Ориген — страница 43 из 49

— Это который потом, во время войны, был избран… ну, или Сталин его поставил — патриархом?

— Ну да. И есть даже целое такое понятие: сергианство. То есть соглашаться с любой властью, пусть даже безбожной, пусть самой гонительской — лишь бы дали хоть немного пожить спокойно, лишь бы не до конца изводили.

— Ну…

— Вот я тоже не знаю, как это — глубоко вздохнула Вера, — а Лизка сказала: это потому что у вас священники женатые, им о семье заботиться надо. И главный — патриарх, или вот даже местоблюститель, подчинен светской власти. А у католиков все холостые и есть папа, он никому не подчиняется, при Муссолини он же не выпускал никаких деклараций.

— Да и против вроде ничего не говорил…

— Ну, в общем, я не знаю, как оно на самом деле. Но Лизка сказала: цезарепапизм. Когда кесарь на месте папы, когда любая власть всегда права.

— А при чем тут…

— Ну а раз любая права — значит, кто при власти, того и слушайся. И «зверонравные владыки» (так, что ли, у него было, у Семы?) — оттуда. Поклонение власти как таковой, без разбору.

— Можно подумать, у католиков такого не бывало…

— Ну всегда же кажется, что где-то лучше, чем у нас.

— Ну да. А Марина?

— Она тоже против сергианства была, считала его ересью натуральной.

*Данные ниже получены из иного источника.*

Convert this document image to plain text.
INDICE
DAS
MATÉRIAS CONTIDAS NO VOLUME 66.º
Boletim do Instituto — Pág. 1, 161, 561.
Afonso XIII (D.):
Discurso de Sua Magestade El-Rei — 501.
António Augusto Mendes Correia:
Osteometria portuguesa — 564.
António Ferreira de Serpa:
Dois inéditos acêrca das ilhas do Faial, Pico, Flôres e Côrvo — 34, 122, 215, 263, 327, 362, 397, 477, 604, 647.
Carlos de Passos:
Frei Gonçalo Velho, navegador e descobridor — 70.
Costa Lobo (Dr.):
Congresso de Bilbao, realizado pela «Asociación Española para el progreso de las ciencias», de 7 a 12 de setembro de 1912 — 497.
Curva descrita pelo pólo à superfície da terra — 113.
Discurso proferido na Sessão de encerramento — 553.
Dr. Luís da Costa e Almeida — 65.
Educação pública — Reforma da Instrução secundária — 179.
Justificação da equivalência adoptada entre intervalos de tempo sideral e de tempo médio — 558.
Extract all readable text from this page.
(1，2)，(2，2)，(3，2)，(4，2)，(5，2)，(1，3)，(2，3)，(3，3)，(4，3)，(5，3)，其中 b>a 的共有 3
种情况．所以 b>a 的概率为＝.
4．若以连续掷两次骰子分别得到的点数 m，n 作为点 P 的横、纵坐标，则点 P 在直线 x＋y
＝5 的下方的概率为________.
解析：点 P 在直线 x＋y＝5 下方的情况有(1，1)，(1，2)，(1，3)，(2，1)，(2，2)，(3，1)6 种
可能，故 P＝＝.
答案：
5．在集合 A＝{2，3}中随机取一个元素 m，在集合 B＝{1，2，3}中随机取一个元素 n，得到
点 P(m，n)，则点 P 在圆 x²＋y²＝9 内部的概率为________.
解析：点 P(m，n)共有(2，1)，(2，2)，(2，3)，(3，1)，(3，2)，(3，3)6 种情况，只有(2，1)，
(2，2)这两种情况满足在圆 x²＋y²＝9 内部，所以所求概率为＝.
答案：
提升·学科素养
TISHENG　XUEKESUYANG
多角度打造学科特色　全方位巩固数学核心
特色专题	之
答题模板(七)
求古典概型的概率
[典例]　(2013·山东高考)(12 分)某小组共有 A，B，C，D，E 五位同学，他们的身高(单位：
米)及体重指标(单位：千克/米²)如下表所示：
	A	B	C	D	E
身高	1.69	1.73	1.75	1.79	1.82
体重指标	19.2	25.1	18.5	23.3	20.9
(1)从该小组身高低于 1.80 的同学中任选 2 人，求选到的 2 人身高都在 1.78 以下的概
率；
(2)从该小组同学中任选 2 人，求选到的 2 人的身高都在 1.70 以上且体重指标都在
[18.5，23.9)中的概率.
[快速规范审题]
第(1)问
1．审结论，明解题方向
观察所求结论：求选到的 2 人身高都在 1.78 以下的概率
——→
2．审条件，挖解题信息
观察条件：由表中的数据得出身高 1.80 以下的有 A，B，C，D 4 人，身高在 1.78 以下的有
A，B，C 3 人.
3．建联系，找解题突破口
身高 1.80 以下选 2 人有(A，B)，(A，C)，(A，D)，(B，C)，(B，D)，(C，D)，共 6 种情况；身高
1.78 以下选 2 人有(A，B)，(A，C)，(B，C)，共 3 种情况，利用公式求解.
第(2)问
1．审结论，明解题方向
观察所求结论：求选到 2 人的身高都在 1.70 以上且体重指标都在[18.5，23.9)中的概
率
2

Лизка решила, что так оно еще с византийских времен повелось и что это родовая травма православия. А Марина — что вот с этой декларации благодать оставила всех, кто с ней согласился, кто стал поминать Сергия как предстоятеля русской церкви.

— Слушай, я не понимаю, — Дениса это начинало злить, — ну что такого особенного? Ну даже если бы этот Сергий ел младенцев на завтрак, а по вечерам грабил старушек, это же его личные грехи! Что, римских пап не бывало еще покруче? Или что, при Никоне-Аввакуме не жгли никого, батогами за веру не били? Это грехи тех, кто такое творит.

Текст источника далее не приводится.